What should I do after a slip and fall or trip and fall accident?
  • Do not move if there is any chance you may have suffered a spinal injury. Wait for help before moving.
  • Call 911 or have a witness call 911 for you.
  • As soon as possible after the fall, notify the owner or employee of the property of the accident. Be sure to gather names and phone numbers of those you speak with. Ask for a copy of the written incident report–this is very important because business and insurance companies have sometimes denied claims because there was no record of the incident.
  • If you can, take notes or photos of the accident scene to understand exactly how it occurred.
  • If you are with someone, have them take photos or notes.
  • Pay attention to the factors that caused the accident, such as what you may have slipped on. Details such as your footprints or shopping cart wheel tracks will be important evidence in settling your case.
  • Ask witnesses about what they saw and record names and phone numbers for follow up.
  • Be sure to call your attorney before speaking with insurance companies or adjusters.
Can I start a lawsuit for an injured family member?

Yes, if a family member is severely injured or killed or if the injured party is a minor child. The law does allow some relatives and guardians the right to proceed on behalf of such a person.

How are claims valued?

All claims are different, however, your case can be compared to similar cases and claims to determine a value. In the case of a wrongful death case, while it is impossible to value the life of a loved one, the law allows us to claim certain damages for your tragic loss.
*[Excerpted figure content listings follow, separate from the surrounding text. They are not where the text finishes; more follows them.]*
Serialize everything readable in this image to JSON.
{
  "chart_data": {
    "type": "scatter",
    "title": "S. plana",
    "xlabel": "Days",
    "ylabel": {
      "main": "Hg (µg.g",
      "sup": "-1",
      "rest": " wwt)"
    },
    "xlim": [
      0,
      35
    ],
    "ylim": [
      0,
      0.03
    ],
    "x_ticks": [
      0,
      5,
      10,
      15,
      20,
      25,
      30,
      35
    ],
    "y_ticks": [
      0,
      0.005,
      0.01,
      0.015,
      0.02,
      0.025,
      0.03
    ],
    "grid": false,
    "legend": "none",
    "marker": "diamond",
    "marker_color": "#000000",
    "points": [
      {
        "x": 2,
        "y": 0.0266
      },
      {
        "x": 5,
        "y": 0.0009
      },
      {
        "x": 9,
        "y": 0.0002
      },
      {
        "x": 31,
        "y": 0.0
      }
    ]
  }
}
Should I try to settle a case myself?

Sometimes it is appropriate to settle a case yourself, however, you should only do so on the advice of your attorney. When in doubt, call for a free consultation about your case–you don’t want to give up your rights. Whenever I think someone can handle their own legal matter, I’m always happy to say so. On the other hand, if I think you need legal counsel, I will say so and I will explain why.

If I was partly to blame, do I still have a case?

Even if you were partly at fault in an accident, you should always consult with an attorney. As long as it can be established that the other driver was “more” at fault than you were, you may still have the right to collect a recovery. Contact me today for a free consultation so I can help determine if you have a case.

Do you make house calls or hospital visits?

Yes, depending on the severity of the injury, I can meet with the injured person or their family at a location that is convenient to them.